Canada’s costliest natural disaster year on record has emergency managers, municipalities, and first responders across the country fast-tracking procurement of emergency response metal buildings , pre-engineered steel structures that can be erected in days to serve as evacuation shelters, field hospitals, and command centres when conventional construction cannot keep pace with a crisis.
In 2024, for the first time in Canadian history, insured damage caused by severe weather surpassed $8 billion, according to Catastrophe Indices and Quantification Inc. (CatIQ) , nearly triple the total recorded in 2023, and 12 times the annual average of $701 million in the decade between 2001 and 2010. That figure is reshaping how provincial and municipal emergency planners think about deployable infrastructure.

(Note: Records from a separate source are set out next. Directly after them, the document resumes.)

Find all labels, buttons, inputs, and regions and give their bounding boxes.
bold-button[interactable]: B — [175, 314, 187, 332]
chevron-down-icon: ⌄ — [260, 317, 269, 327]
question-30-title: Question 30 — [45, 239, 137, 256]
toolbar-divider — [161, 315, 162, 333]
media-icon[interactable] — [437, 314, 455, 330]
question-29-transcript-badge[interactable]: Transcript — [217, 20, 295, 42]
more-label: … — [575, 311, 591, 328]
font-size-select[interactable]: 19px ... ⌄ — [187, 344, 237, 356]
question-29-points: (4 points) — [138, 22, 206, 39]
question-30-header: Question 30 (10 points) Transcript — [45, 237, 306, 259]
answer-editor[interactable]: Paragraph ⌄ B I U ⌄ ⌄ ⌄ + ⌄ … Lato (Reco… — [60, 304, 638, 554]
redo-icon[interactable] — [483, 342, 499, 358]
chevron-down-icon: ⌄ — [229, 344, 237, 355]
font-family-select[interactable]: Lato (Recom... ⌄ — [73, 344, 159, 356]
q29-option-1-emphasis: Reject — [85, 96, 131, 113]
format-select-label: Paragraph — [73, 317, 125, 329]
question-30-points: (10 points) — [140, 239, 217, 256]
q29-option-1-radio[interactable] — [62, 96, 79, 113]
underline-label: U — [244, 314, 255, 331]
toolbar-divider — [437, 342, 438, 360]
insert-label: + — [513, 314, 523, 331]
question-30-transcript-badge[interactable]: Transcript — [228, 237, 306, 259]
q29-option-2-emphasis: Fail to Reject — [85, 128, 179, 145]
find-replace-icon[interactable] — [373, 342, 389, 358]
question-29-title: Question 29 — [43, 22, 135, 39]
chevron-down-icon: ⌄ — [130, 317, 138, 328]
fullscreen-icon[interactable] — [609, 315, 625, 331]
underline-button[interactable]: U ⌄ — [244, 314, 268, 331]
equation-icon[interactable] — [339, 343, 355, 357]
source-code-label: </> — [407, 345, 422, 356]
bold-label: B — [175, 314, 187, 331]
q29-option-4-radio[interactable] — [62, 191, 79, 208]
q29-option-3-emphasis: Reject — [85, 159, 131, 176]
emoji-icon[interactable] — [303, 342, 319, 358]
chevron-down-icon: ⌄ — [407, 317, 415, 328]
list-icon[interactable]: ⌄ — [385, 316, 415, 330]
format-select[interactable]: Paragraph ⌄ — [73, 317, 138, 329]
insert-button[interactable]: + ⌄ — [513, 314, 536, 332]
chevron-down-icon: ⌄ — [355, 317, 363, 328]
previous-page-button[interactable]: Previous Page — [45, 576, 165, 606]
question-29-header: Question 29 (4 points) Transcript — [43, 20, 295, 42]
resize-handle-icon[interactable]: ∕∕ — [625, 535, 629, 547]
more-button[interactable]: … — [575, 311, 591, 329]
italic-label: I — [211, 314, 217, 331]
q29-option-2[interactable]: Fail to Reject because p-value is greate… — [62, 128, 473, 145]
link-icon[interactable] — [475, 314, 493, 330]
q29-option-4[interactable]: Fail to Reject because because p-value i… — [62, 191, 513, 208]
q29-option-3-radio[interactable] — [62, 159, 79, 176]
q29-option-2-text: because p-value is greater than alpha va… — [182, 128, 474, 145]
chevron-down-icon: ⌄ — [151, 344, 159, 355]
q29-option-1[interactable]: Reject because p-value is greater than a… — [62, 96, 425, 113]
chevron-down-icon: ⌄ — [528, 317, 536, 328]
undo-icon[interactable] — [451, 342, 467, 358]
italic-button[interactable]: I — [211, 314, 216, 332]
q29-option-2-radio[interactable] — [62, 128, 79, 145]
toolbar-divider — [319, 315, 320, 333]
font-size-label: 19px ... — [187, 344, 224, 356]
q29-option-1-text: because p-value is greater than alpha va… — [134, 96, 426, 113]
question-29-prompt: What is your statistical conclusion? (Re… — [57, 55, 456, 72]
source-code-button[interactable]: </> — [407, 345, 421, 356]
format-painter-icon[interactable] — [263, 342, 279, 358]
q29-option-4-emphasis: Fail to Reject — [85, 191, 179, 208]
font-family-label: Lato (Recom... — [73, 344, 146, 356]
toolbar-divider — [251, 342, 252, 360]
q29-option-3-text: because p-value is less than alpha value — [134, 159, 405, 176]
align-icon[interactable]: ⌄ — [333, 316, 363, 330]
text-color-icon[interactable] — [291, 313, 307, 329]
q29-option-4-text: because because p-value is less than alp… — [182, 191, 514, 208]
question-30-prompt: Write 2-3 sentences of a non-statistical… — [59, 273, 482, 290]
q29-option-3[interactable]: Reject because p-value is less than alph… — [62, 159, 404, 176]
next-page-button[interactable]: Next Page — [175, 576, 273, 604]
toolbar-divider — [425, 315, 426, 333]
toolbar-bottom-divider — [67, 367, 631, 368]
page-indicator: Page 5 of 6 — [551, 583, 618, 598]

Steel structures have emerged as a leading solution because they can be prefabricated off-site, shipped flat-packed, and erected by small crews in days rather than the months required for poured-concrete or wood-frame alternatives. Across British Columbia, Alberta, and Ontario provinces that absorbed the heaviest disaster losses in 2024 contractors report rising demand for pre-engineered metal buildings configured as evacuation shelters, emergency supply depots, and temporary medical staging areas.
“Pre-engineered steel is the closest thing Canada has to a ready-to-deploy infrastructure solution,” said Herbert Broderick, CEO of Metal Pro Buildings , Ontario. “When a wildfire moves at 60 kilometres an hour, you cannot wait six months for a contractor to frame and pour a conventional building. A pre-engineered kit can be on a flatbed and on site within days.”
Disasters including the Lytton wildfire in 2021, Hurricane Fiona in 2022, the Northwest Territories wildfires in 2023, and the intense wildfire seasons of 2024 and 2025 have underscored how challenging recovery can be and how planning before a disaster strikes can help communities rebuild faster and get businesses back up and running sooner. Those lessons are now reshaping procurement decisions at both the provincial and federal levels.
Emergency response metal buildings deployed in Canadian operations typically span 150 to 1,500 square metres and are configured as single clear-span interiors eliminating interior columns and maximising usable floor space for cots, equipment, or vehicles. Insulated steel panel systems rated for Canada’s cold climates allow year-round habitation, a critical requirement in northern Ontario, the Prairies, and B.C.’s interior, where nighttime temperatures can fall well below –20°C even in spring and autumn.
Structural compliance is equally non-negotiable. The National Building Code of Canada 2020 sets benchmarks for snow loads, wind uplift, and seismic resistance; reputable pre-engineered steel systems are engineered to meet or exceed those provincial variants. Under the NBC 2020, steel framing is also classified as non-combustible construction, a distinct advantage when local fire codes require structures near active wildfire zones to resist ignition.
“NBC 2020 compliance is the baseline, but the non-combustible classification is what gives municipal procurement officers confidence,” Broderick said. “It also affects insurance underwriting and Federal Disaster Financial Assistance eligibility, which matters when a community is processing a disaster declaration and needs to get a structure approved fast.”
Ottawa has signalled its own commitment to the sector: the federal Government Operations Centre recently opened a new facility designed to manage multiple full-scale emergency situations simultaneously, and Budget 2025 included further investments to strengthen the Canadian emergency management system.
Between 2016 and 2025, annual insured losses from catastrophic weather and wildfires totalled $37 billion nearly tripling the previous decade with the average number of claims almost doubling over the same period, according to the Insurance Bureau of Canada. Industry analysts say that financial pressure, combined with a widening infrastructure gap in rural and remote communities, is driving demand for relocatable steel structures that can serve emergency functions first and then be repurposed for storage, community use, or municipal operations once a crisis subsides.
Buyers and emergency planners should monitor updates to provincial adoptions of the NBC 2020, particularly amendments addressing temporary and relocatable structures. Several provinces are expected to issue revised guidance that would clarify permitting pathways and occupancy classifications for emergency-use metal buildings changes that could significantly reduce deployment timelines in future responses.